Growth in India's Goods and Services Tax (GST) collections dropped to a 40-month low of 6.5 per cent in September, with total revenues reaching Rs 1,73,240 crore, about 1 per cent lower than August's figure.
Net GST receipts, after adjusting for taxpayer refunds, were 3.9 per cent higher than the same time last year, the slowest rate of growth this fiscal year. However, they were 1.5 per cent higher than August’s net collections, amounting to Rs 1,52,782 crore. The previous month saw net receipts grow by 6.5 per cent, with gross collections increasing by 10 per cent.
Domestic revenues grew 5.9 per cent in September, with growth slowing to 4.5 per cent after accounting for refunds, according to provisional data from the Central Board of Indirect Taxes and Customs (CBIC). Meanwhile, gross revenues from imports outpaced domestic revenue growth for the third consecutive month, rising by 8 per cent in September.

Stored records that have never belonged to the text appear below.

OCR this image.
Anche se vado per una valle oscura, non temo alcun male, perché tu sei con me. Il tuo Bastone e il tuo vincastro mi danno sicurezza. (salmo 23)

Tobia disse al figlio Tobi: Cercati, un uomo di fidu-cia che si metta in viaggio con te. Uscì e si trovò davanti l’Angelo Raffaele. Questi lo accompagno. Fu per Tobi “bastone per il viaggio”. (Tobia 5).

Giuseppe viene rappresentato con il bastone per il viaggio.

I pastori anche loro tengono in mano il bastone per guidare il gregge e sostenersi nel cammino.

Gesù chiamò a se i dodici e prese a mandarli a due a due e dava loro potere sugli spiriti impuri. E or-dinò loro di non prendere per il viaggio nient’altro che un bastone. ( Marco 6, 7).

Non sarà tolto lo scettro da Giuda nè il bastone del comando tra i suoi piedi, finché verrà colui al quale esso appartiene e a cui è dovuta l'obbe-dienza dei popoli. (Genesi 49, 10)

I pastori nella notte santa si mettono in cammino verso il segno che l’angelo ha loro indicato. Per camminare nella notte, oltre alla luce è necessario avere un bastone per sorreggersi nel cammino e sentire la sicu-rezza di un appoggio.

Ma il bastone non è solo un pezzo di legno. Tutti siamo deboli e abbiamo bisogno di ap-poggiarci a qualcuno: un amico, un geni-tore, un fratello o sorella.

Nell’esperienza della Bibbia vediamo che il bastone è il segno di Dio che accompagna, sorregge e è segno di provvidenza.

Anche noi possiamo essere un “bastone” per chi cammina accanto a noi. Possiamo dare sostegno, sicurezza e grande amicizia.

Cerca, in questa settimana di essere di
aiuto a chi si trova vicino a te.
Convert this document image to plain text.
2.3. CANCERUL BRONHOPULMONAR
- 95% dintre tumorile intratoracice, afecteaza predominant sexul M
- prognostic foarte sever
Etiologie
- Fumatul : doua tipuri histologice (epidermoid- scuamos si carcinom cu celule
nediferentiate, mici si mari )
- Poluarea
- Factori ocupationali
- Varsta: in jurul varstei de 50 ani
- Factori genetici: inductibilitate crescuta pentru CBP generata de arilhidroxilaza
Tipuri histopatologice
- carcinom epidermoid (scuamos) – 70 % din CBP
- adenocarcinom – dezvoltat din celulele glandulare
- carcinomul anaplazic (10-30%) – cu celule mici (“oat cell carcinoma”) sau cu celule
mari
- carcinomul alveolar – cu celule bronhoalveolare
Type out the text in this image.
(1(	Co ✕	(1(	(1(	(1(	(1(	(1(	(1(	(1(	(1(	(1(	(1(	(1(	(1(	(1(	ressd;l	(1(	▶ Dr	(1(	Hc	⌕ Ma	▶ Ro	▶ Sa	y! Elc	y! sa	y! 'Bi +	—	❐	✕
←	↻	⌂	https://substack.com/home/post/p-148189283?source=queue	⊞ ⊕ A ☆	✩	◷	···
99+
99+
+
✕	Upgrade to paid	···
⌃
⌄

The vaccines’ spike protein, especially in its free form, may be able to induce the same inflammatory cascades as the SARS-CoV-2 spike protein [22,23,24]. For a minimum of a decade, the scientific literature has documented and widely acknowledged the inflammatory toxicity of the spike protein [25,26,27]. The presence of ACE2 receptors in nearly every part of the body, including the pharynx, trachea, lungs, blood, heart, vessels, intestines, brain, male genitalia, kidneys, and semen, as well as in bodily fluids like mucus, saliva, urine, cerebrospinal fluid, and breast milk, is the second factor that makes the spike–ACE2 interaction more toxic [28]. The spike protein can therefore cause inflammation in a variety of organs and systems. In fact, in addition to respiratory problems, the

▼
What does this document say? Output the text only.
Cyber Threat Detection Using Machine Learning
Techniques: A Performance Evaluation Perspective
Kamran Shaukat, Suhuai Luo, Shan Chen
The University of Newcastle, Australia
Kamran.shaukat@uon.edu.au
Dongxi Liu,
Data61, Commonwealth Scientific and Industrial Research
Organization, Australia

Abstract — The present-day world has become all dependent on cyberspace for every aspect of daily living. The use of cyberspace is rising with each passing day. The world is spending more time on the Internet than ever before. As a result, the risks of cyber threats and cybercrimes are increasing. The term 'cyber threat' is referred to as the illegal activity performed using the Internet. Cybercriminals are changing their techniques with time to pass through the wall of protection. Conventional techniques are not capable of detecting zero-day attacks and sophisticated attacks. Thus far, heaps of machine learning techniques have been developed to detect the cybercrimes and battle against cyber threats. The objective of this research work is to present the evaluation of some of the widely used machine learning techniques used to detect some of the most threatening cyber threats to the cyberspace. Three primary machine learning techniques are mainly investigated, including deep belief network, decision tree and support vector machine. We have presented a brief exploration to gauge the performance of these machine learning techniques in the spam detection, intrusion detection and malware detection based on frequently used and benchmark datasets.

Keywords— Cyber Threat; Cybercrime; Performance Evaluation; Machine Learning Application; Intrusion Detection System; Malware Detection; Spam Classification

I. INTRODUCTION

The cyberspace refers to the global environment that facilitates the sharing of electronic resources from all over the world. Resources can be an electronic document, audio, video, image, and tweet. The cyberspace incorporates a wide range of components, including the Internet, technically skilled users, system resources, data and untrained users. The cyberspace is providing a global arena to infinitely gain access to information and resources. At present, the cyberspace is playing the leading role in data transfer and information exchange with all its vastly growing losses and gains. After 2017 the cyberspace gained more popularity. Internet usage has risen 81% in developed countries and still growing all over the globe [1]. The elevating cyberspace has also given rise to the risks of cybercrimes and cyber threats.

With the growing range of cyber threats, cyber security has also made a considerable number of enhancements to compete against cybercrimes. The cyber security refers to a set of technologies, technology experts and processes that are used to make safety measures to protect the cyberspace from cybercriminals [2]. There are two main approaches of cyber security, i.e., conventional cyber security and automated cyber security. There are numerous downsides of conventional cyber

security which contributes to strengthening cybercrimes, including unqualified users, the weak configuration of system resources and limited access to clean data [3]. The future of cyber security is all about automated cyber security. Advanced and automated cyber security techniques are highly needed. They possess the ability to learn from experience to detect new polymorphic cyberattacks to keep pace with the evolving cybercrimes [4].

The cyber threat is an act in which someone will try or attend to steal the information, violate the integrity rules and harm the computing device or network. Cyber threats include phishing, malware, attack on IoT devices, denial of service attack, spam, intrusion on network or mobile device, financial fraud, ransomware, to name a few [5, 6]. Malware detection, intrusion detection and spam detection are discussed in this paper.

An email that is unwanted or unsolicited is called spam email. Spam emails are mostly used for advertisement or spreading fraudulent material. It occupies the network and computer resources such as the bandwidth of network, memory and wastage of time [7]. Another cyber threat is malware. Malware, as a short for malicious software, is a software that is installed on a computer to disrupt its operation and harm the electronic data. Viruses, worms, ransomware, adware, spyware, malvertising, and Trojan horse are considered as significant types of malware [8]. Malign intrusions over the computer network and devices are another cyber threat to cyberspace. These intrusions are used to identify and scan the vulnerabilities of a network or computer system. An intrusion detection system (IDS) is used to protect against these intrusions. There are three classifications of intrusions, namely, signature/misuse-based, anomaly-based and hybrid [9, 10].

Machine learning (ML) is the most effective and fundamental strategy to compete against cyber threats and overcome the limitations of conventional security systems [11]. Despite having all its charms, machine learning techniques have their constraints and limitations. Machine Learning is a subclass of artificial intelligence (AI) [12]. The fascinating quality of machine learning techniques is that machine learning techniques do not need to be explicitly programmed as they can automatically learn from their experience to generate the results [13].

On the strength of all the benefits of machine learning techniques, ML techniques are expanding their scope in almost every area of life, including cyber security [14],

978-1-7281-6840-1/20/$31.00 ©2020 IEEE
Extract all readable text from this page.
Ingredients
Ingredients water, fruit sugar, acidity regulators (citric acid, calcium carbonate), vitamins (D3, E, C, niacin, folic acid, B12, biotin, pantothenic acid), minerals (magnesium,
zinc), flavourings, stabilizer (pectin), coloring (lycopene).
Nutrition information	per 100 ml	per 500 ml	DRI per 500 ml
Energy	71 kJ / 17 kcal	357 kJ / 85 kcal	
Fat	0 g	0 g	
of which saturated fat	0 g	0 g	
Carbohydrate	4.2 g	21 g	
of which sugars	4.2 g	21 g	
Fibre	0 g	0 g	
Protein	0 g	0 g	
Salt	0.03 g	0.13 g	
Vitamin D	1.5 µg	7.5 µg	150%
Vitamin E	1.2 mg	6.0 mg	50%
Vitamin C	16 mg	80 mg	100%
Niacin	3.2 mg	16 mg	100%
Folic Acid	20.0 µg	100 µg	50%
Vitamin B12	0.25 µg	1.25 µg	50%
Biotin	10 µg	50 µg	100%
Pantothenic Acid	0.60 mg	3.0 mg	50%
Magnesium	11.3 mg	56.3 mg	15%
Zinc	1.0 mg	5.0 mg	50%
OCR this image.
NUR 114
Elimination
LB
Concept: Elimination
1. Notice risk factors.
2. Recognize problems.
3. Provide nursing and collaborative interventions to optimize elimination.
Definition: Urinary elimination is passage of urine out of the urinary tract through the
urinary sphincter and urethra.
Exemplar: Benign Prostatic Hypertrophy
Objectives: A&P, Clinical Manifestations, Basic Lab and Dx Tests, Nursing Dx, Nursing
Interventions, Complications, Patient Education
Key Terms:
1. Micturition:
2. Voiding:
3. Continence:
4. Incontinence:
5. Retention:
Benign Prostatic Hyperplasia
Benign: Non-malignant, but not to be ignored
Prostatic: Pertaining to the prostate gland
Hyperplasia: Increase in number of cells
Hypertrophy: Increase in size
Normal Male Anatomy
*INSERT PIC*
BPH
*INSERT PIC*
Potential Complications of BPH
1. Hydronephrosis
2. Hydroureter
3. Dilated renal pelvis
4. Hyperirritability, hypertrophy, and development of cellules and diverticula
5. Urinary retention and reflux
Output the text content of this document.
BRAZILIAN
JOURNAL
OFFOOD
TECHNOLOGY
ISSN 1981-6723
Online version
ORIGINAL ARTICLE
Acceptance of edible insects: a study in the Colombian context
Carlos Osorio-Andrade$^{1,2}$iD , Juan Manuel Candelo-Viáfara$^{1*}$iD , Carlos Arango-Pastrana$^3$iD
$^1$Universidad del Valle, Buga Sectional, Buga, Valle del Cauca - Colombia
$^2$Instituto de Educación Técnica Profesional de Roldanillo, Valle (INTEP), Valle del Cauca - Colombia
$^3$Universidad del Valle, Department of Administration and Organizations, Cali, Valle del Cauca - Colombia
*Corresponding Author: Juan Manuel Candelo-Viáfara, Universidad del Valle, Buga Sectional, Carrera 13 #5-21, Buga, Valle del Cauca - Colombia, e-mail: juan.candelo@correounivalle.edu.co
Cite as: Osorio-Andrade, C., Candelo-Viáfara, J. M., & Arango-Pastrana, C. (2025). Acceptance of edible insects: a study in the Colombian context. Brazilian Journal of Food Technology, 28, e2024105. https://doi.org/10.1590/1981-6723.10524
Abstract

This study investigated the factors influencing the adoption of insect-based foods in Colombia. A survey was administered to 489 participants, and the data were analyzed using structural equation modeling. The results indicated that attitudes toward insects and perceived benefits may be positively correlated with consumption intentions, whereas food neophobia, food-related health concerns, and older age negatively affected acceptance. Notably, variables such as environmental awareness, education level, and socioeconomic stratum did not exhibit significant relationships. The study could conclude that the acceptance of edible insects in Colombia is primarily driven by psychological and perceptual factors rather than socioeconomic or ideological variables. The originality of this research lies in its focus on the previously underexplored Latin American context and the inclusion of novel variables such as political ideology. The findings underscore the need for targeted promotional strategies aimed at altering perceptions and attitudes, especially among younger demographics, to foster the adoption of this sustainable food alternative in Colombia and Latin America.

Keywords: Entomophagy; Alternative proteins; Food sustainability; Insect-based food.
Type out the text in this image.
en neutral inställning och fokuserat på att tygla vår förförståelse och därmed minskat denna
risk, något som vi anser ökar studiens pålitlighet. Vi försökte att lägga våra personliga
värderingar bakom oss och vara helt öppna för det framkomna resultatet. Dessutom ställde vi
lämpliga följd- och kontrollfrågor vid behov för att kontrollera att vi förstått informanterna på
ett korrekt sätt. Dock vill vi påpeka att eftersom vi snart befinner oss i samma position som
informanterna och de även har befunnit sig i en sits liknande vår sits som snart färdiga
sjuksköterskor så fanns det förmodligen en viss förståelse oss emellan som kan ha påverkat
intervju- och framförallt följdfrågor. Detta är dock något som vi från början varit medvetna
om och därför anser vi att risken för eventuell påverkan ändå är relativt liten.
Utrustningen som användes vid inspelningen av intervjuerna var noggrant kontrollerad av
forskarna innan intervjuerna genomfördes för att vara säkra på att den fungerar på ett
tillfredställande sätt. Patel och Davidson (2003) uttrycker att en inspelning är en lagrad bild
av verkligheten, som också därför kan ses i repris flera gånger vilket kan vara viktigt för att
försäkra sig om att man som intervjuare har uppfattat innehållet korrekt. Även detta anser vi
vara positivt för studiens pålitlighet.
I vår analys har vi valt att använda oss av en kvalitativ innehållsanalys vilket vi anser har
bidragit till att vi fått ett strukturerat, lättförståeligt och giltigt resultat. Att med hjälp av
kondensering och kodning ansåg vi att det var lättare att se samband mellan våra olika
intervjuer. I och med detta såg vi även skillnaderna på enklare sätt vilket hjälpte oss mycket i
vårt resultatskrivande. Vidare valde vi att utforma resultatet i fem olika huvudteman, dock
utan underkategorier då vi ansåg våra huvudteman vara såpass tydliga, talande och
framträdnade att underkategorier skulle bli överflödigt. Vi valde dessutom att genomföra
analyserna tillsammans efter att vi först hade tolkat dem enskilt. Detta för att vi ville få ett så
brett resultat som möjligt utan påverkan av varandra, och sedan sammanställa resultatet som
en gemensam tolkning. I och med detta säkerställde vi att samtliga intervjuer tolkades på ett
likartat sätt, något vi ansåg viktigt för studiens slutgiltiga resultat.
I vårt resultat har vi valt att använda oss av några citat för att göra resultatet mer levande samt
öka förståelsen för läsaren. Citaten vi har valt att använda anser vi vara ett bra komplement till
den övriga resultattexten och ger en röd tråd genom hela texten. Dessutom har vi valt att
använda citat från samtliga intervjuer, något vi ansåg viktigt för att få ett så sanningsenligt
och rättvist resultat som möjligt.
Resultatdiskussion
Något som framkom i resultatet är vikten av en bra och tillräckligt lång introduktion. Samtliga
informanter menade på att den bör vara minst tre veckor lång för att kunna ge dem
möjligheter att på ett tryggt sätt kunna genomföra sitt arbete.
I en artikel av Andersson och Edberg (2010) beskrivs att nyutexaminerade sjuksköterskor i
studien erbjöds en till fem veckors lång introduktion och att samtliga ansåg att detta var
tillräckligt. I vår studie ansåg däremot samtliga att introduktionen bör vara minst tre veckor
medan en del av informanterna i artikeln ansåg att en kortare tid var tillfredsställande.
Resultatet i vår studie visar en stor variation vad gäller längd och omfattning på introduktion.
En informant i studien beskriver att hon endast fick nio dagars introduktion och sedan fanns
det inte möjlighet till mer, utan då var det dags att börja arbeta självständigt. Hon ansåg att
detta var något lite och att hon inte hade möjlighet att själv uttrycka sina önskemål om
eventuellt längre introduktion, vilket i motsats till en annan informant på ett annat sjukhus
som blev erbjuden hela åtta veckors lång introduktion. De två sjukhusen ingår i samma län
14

GST refunds continued to rise steadily for the second month in a row, with domestic refunds increasing by 24.3 per cent in September and export-related Integrated GST (IGST) refunds growing by 39.2 per cent. Overall refunds increased by 31 per cent, compared to a 38 per cent rise in August and a 19 per cent decline in July.
Seven states recorded negative revenue growth, led by Manipur’s 33 per cent contraction, while Gujarat's revenues remained flat. Ten states, including Telangana (1 per cent), Rajasthan (2 per cent), Uttar Pradesh (3 per cent), Tamil Nadu, Maharashtra, and West Bengal (5 per cent each), saw domestic revenue growth below the national average of 6 per cent. Haryana, heading into elections, had the highest revenue growth at 24 per cent, followed by Delhi at 20 per cent.
It’s important to note that September's GST collections are based on transactions conducted in August. Tax experts anticipate revenue growth will increase in the coming months with the festive season approaching.